Но вот голова юноши показалась на серебряной озерной глади (день выдался погожим и легкий ветерок гулял лишь по вершинам холмов, окружавших озеро), и Комэ ди Торрес облегченно вздохнул. Знал бы он, что все его волнения напрасны… Юный синоби мог находиться под водой до пяти минут. А при соответствующей предварительной подготовке, включающей медитацию, и больше.
Гоэмон снова нырнул. И снова потянулось томительное ожидание. Неожиданно озеро забурлило, и Гоэмон вынырнул на поверхность, обвитый каким-то морским чудовищем.
– А-а-а! – завопил от ужаса Такуми. – Спасайтесь, это Исси! – крикнул он иезуиту и побежал прочь от берега с такой скоростью, словно у него за спиной выросли крылья, хотя до этого не шел, а плелся, цепляясь своими гета за каждый камешек.
Нужно отдать должное Комэ ди Торресу. Он вскочил на ноги, но первой его мыслью было не убежать, а как-то помочь бедному юноше. У преподобного имелся большой нож, который японцы называли танто, но с ним супротив чудища не пойдешь. Иезуит растерянно осмотрелся по сторонам и, заметив вблизи выброшенную волнами окоренную ветку какого-то дерева, которая вполне могла заменить дубину, схватил ее и храбро бросился на помощь Гоэмону. Ведь что ни говори, а в его жилах текла кровь воинственных предков – многих поколений идальго, среди которых были и знаменитые мореплаватели, и жестокие конкистадоры.
Но помощь юноше не понадобилась. Обвитый чудовищем, он самостоятельно выбрался на берег и только тогда иезуит понял, что это огромный угорь толщиной с бревно и длиной не менее брасы [45] . Гоэмон насадил его на острогу, ударив несколько ниже головы, но угорь продолжал сопротивляться. Будь у юноши кости скелета послабее, они бы точно затрещали от «объятий» угря. Оказавшись на песке, Гоэмон еще какое-то время боролся со своей непокорной добычей, пока угорь, надышавшись воздуха, не ослабел и не развил свои кольца.
45
Браса – старинная португальская мера длины; примерно 2,2 м.
– Уф! – сказал Гоэмон, падая на горячий песок рядом с уловом, который все еще извивался, как большая змея; при этом юноша старался держаться подальше от пасти угря, усеянной небольшими, но острыми зубами. – Похоже, Исси – это просто большой угорь. Мне рассказывали, что здесь они вырастают до огромных размеров. Так что я поймал, можно сказать, малыша.

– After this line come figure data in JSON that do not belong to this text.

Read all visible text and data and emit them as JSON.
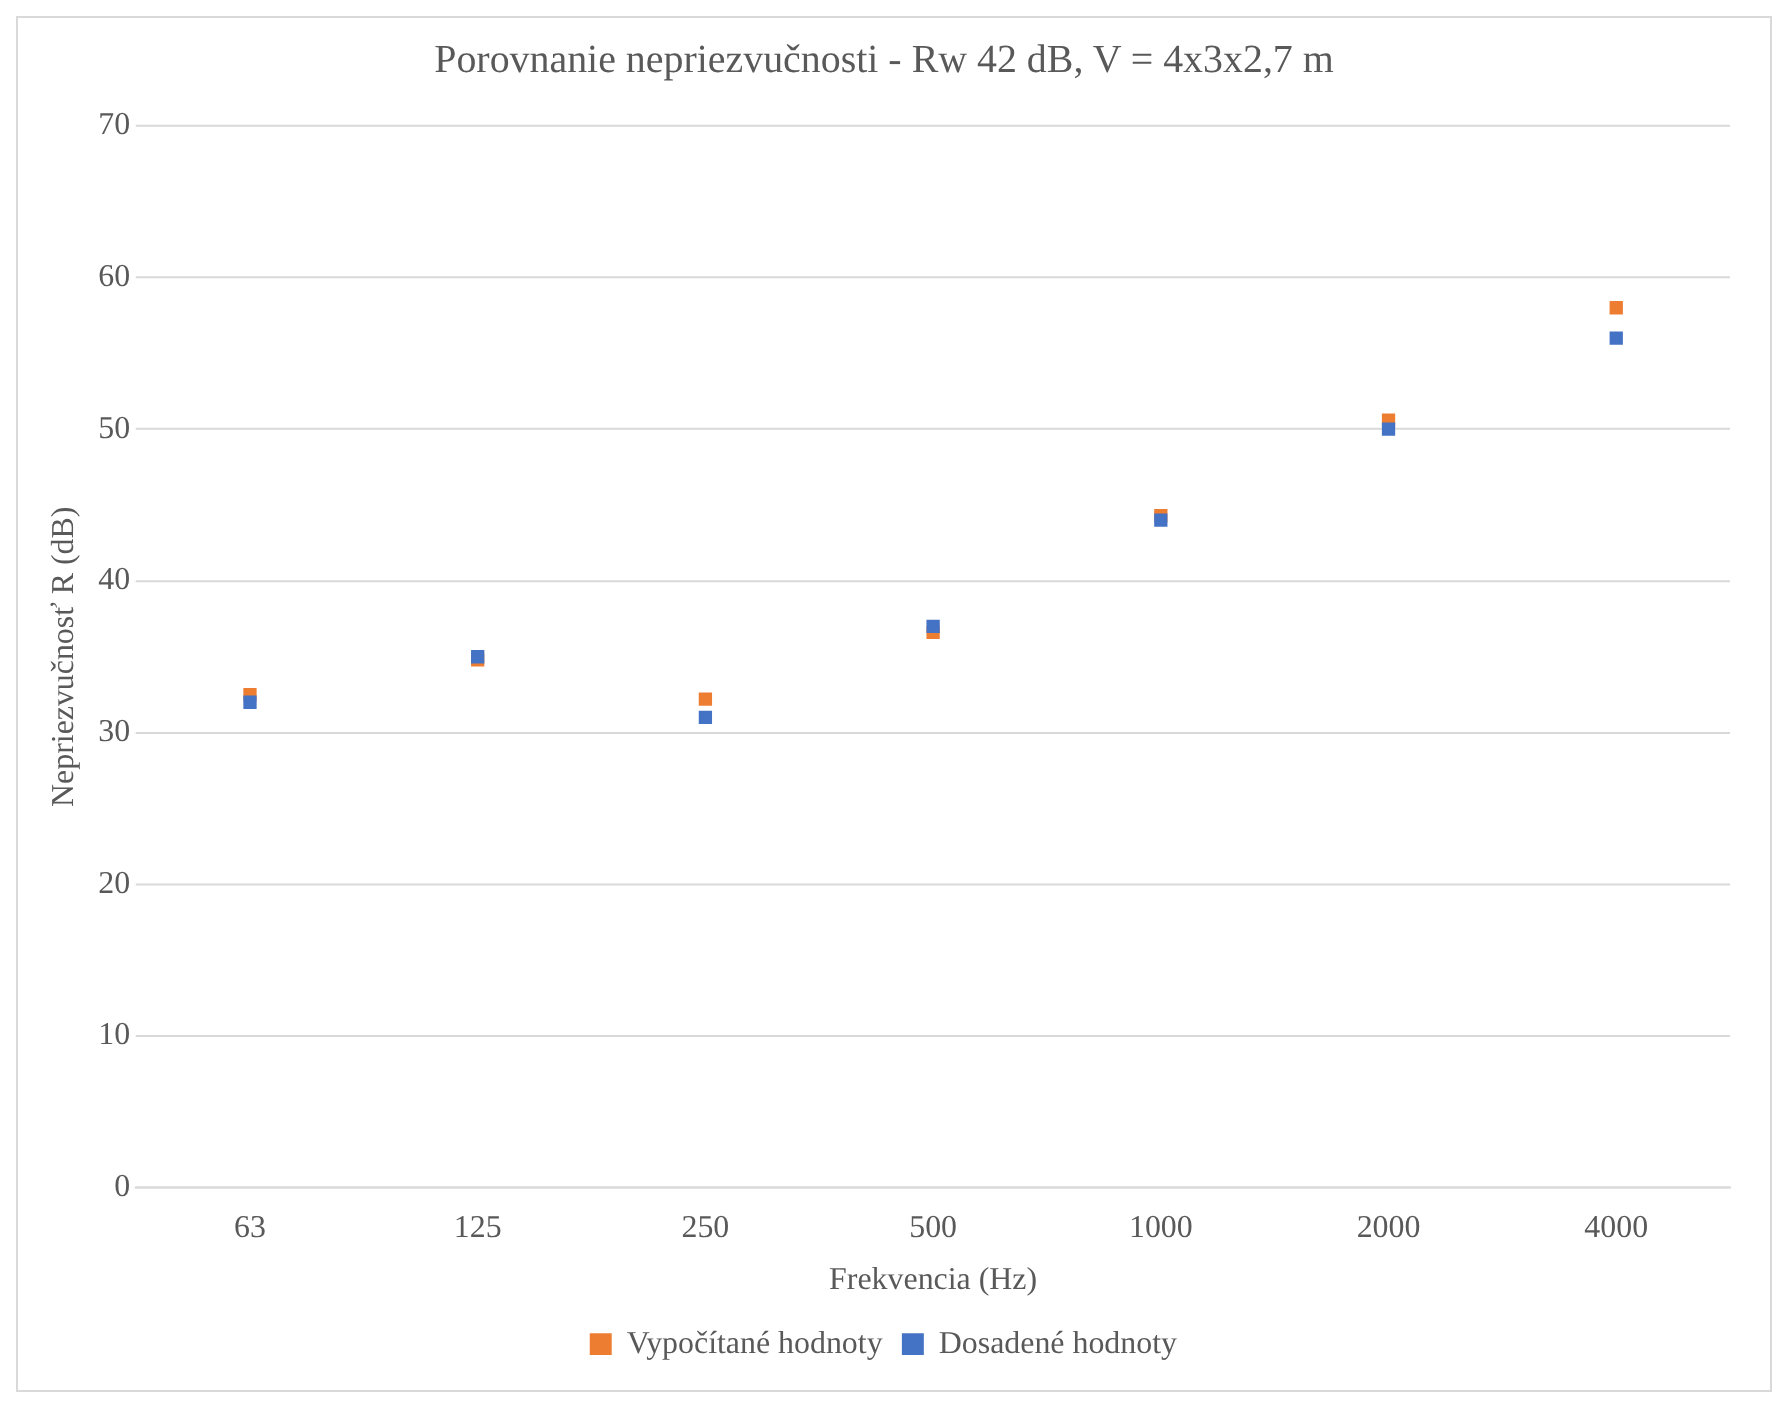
{
  "chart_data": {
    "type": "scatter",
    "title": "Porovnanie nepriezvučnosti - Rw 42 dB, V = 4x3x2,7 m",
    "xlabel": "Frekvencia (Hz)",
    "ylabel": "Nepriezvučnosť R (dB)",
    "categories": [
      "63",
      "125",
      "250",
      "500",
      "1000",
      "2000",
      "4000"
    ],
    "series": [
      {
        "name": "Vypočítané hodnoty",
        "color": "#ed7d31",
        "values": [
          32.5,
          34.8,
          32.2,
          36.6,
          44.3,
          50.6,
          58
        ]
      },
      {
        "name": "Dosadené hodnoty",
        "color": "#4472c4",
        "values": [
          32,
          35,
          31,
          37,
          44,
          50,
          56
        ]
      }
    ],
    "ylim": [
      0,
      70
    ],
    "yticks": [
      0,
      10,
      20,
      30,
      40,
      50,
      60,
      70
    ],
    "grid": "y",
    "legend": "bottom",
    "marker": "square"
  }
}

– Хорош малыш, ничего не скажешь… – Иезуит в изумлении покрутил головой, глядя на рыбину, а затем, вспомнив, что он по-прежнему сжимает в руках импровизированную дубинку, отбросил ее в сторону.
Тем не менее от острого взгляда юноши не укрылся этот жест. Он понял, что его хозяин не испугался и готов был прийти к нему на помощь, и от этого в душе ниндзя проснулись к Комэ ди Торресу добрый чувства. Если раньше он считал иезуита просто объектом, за которым он обязан следить и выведывать всевозможные тайны намбандзинов, то теперь Гоэмон готов был его защищать, как самурай своего сюзерена.
Конечно, прикажи дзёнин убить священника, он сделал бы это, не колеблясь ни единого мгновения. Но, похоже, клан Хаттори не желал осложнений с иноземцами, а скорее наоборот – хотел иметь с них какую-то выгоду. Какую именно, про то Гоэмону знать не полагалось; да юный гэнин и не собирался вторгаться в высокие сферы.